Teachers give perspectives on student camera use

Matthew VanderKelen, Reporter

Many students enjoy looking at their screens for hours when it comes to watching movies and playing video games. However, the same enthusiasm doesn’t transfer to attending school online. Focus can become scattered, and pre-existing issues with attention can begin to worsen.

This switch to online learning has also been difficult for teachers. Views on how camera usage affects classroom interaction differ from teacher to teacher. 

Cameras have been the defining issue of online learning and how teachers interact with students, and each teacher has a different perspective on how students leaving their cameras on or off during class affects the classroom environment.

The AP Environmental Science teacher, Clark Goossen, shared his view on what the effects of cameras are on the way he interacts with his students.

“It really does affect how I interact with students,”  Goossen said. 

“It’s a lot harder to move efficiently when students don’t have their cameras on. It’s harder to get to know the students, and it’s harder to work with them.”

Goossen’s primary issue is that in an in-person setting, he is normally able to read the students’ facial expressions and know when they are in need of help. This became an issue with distance learning, where he isn’t able to see most of his students at all.

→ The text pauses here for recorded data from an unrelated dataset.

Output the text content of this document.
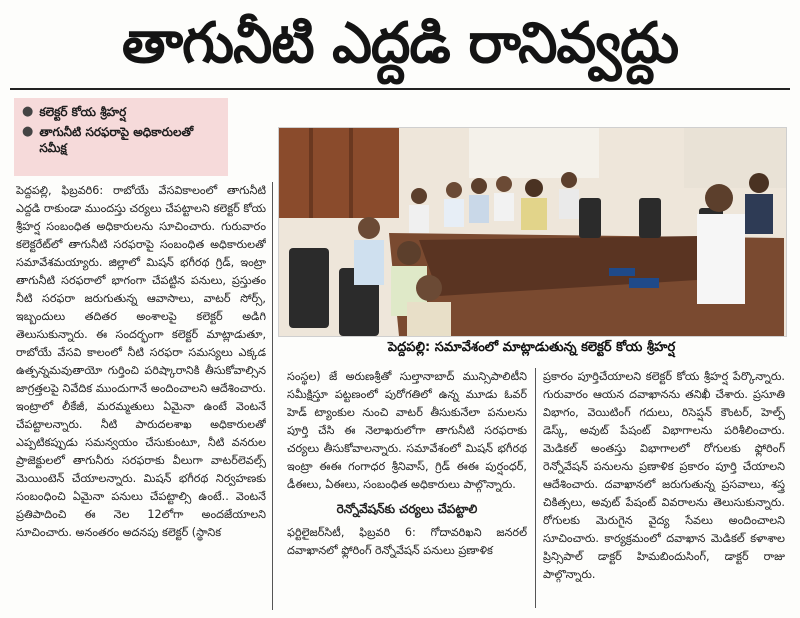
తాగునీటి ఎద్దడి రానివ్వద్దు
● కలెక్టర్ కోయ శ్రీహర్ష
● తాగునీటి సరఫరాపై అధికారులతో సమీక్ష
పెద్దపల్లి: సమావేశంలో మాట్లాడుతున్న కలెక్టర్ కోయ శ్రీహర్ష
పెద్దపల్లి, ఫిబ్రవరి6: రాబోయే వేసవికాలంలో తాగునీటి ఎద్దడి రాకుండా ముందస్తు చర్యలు చేపట్టాలని కలెక్టర్ కోయ శ్రీహర్ష సంబంధిత అధికారులను సూచించారు. గురువారం కలెక్టరేట్‌లో తాగునీటి సరఫరాపై సంబంధిత అధికారులతో సమావేశమయ్యారు. జిల్లాలో మిషన్ భగీరథ గ్రిడ్, ఇంట్రా తాగునీటి సరఫరాలో భాగంగా చేపట్టిన పనులు, ప్రస్తుతం నీటి సరఫరా జరుగుతున్న ఆవాసాలు, వాటర్ సోర్స్, ఇబ్బందులు తదితర అంశాలపై కలెక్టర్ అడిగి తెలుసుకున్నారు. ఈ సందర్భంగా కలెక్టర్ మాట్లాడుతూ, రాబోయే వేసవి కాలంలో నీటి సరఫరా సమస్యలు ఎక్కడ ఉత్పన్నమవుతాయో గుర్తించి పరిష్కారానికి తీసుకోవాల్సిన జాగ్రత్తలపై నివేదిక ముందుగానే అందించాలని ఆదేశించారు. ఇంట్రాలో లీకేజీ, మరమ్మతులు ఏమైనా ఉంటే వెంటనే చేపట్టాలన్నారు. నీటి పారుదలశాఖ అధికారులతో ఎప్పటికప్పుడు సమన్వయం చేసుకుంటూ, నీటి వనరుల ప్రాజెక్టులలో తాగునీరు సరఫరాకు వీలుగా వాటర్‌లెవల్స్ మెయింటెన్ చేయాలన్నారు. మిషన్ భగీరథ నిర్వహణకు సంబంధించి ఏమైనా పనులు చేపట్టాల్సి ఉంటే.. వెంటనే ప్రతిపాదించి ఈ నెల 12లోగా అందజేయాలని సూచించారు. అనంతరం అదనపు కలెక్టర్ (స్థానిక
సంస్థల) జే అరుణశ్రీతో సుల్తానాబాద్ మున్సిపాలిటీని సమీక్షిస్తూ పట్టణంలో పురోగతిలో ఉన్న మూడు ఓవర్ హెడ్ ట్యాంకుల నుంచి వాటర్ తీసుకునేలా పనులను పూర్తి చేసి ఈ నెలాఖరులోగా తాగునీటి సరఫరాకు చర్యలు తీసుకోవాలన్నారు. సమావేశంలో మిషన్ భగీరథ ఇంట్రా ఈఈ గంగాధర శ్రీనివాస్, గ్రిడ్ ఈఈ పుర్షంధర్, డీఈలు, ఏఈలు, సంబంధిత అధికారులు పాల్గొన్నారు.
రెన్నోవేషన్‌కు చర్యలు చేపట్టాలి
ఫర్టిలైజర్‌సిటీ, ఫిబ్రవరి 6: గోదావరిఖని జనరల్ దవాఖానలో ఫ్లోరింగ్ రెన్నోవేషన్ పనులు ప్రణాళిక
ప్రకారం పూర్తిచేయాలని కలెక్టర్ కోయ శ్రీహర్ష పేర్కొన్నారు. గురువారం ఆయన దవాఖానను తనిఖీ చేశారు. ప్రసూతి విభాగం, వెయిటింగ్ గదులు, రిసెప్షన్ కౌంటర్, హెల్ప్ డెస్క్, అవుట్ పేషంట్ విభాగాలను పరిశీలించారు. మెడికల్ అంతస్తు విభాగాలలో రోగులకు ఫ్లోరింగ్ రెన్నోవేషన్ పనులను ప్రణాళిక ప్రకారం పూర్తి చేయాలని ఆదేశించారు. దవాఖానలో జరుగుతున్న ప్రసవాలు, శస్త్ర చికిత్సలు, అవుట్ పేషంట్ వివరాలను తెలుసుకున్నారు. రోగులకు మెరుగైన వైద్య సేవలు అందించాలని సూచించారు. కార్యక్రమంలో దవాఖాన మెడికల్ కళాశాల ప్రిన్సిపాల్ డాక్టర్ హిమబిందుసింగ్, డాక్టర్ రాజు పాల్గొన్నారు.
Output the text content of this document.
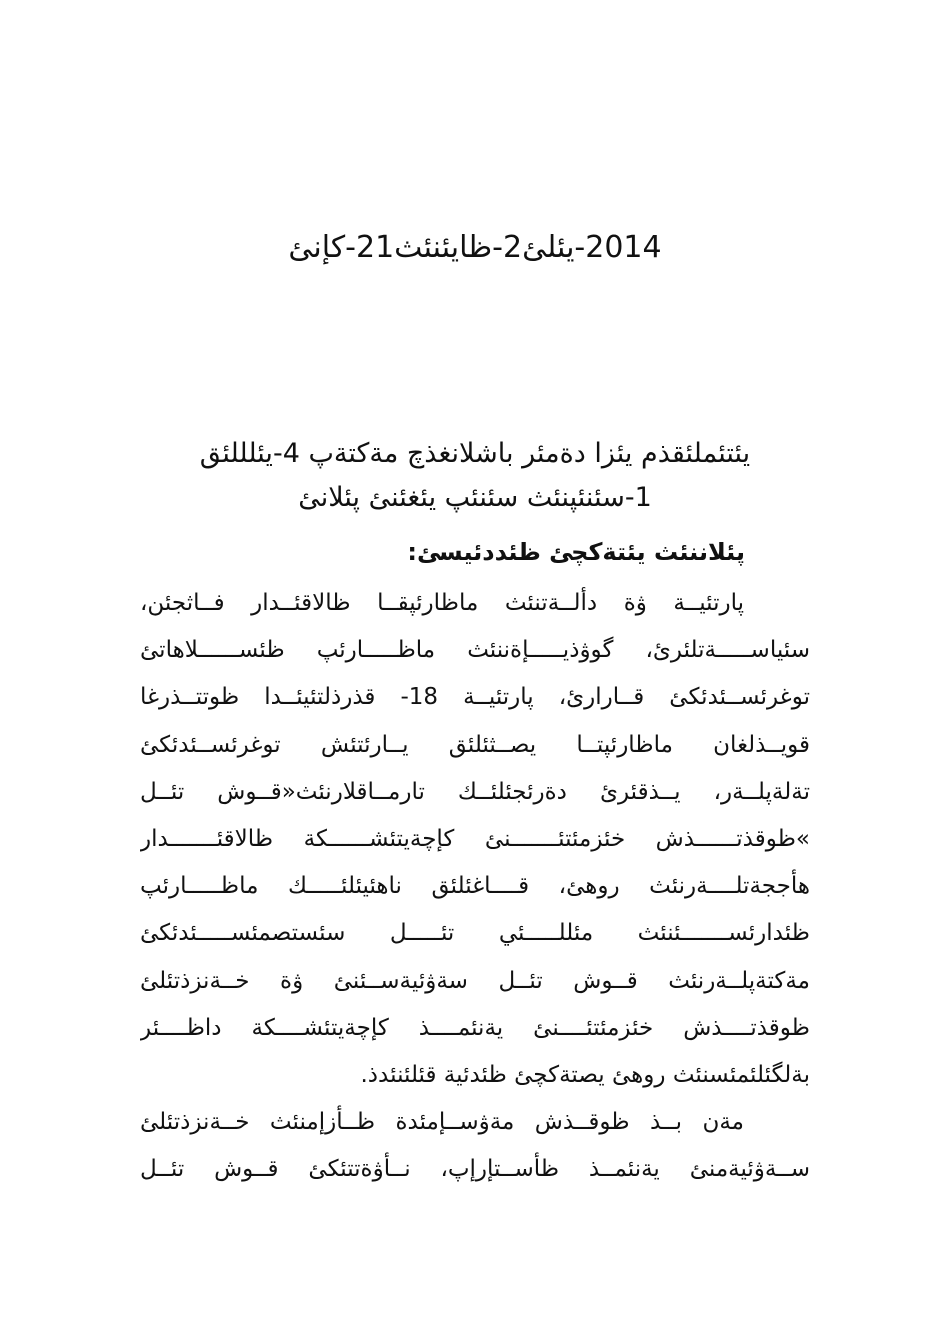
2014-يئلئ2-ظايئنئث21-كإنئ
يئتئملئقذم يئزا دةمئر باشلانغذچ مةكتةپ 4-يئلللئق
1-سئنئپنئث سئنئپ يئغئنئ پئلانئ
پئلاننئث يئتةكچئ ظئددئيسئ:
پارتئيــة ۋة دألــةتنئث ماظارئپقــا ظالاقئــدار فــاثجئن،
سئياســـــةتلئرئ، گوۋذيـــــإةننئث ماظـــــارئپ ظئســــــلاهاتئ
توغرئســئدئكئ قــارارئ، پارتئيــة 18- قذرذلتئيئــدا ظوتتــذرغا
قويــذلغان ماظارئپتــا يصــثئلئق يــارئتئش توغرئســئدئكئ
تةلةپلــةر، يــذقئرئ دةرئجئلئــك تارمــاقلارنئث«قــوش تئــل
»ظوقذتــــــذش خئزمئتئـــــــنئ كإچةيتئشــــــكة ظالاقئـــــــدار
هأججةتلــــةرنئث روهئ، قــــاغئلئق ناهئيئلئـــــك ماظـــــارئپ
ظئدارئســـــــئنئث مئللـــــئي تئـــــل سئستصمئســـــئدئكئ
مةكتةپلــةرنئث قــوش تئــل سةۋئيةســئنئ ۋة خــةنزذتئلئ
ظوقذتــــذش خئزمئتئــــنئ يةنئمــــذ كإچةيتئشــــكة داظــــئر
بةلگئلئمئسنئث روهئ يصتةكچئ ظئدئية قئلئنئدذ.
مةن بــذ ظوقــذش مةۋســإمئدة ظــأزإمنئث خــةنزذتئلئ
ســةۋئيةمنئ يةنئمــذ ظأســتإرإپ، نــأۋةتتئكئ قــوش تئــل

It seems that the students who are the most engaged with online learning are the students that have their cameras on. However, those students don’t need the help that Goossen would normally be looking to give. 

A different perspective was given by Sean Pierce, the AP Literature teacher.

“I like being able to see my student’s faces,” he said, “but each student deserves their own privacy. Being able to know what each person looks like is nice, though.”  

This change in perspective comes with a different teaching style. Pierce tends to keep the desks in his classroom in a U shape, to encourage discussion. With an atmosphere of community in the classroom, students are encouraged to lead their own discussions, on topic, of course, with some input from Pierce.

“When we are in the classroom, it’s like we’re a family. We take care of each other,” Pierce said.

This idea that the students work together in the class is perpetuated in his online classroom as well, where many students have their cameras on depending on the day or discussion. 

A third perspective was given by Algebra teacher Katrine Bryan.

“It’s hard to tell if the biggest change [in teaching style] is from the cameras or from the situation we’re in,” Bryan states. “It flipped the way I teach, but that might be based on the situation.”

She noted that in one-on-one scenarios, such as tutoring sessions, students tended to have cameras on more often.

All three teachers agree that students tend to have more confidence in speaking when the camera is off, leading them to believe that the privacy and anonymity that being behind a screen creates leads to an increase in confidence in more anxious students, though more research would be required to prove this for a fact. 

It is clear that the online school structure is yet another way that the pandemic will alter our daily lives for what could be years to come.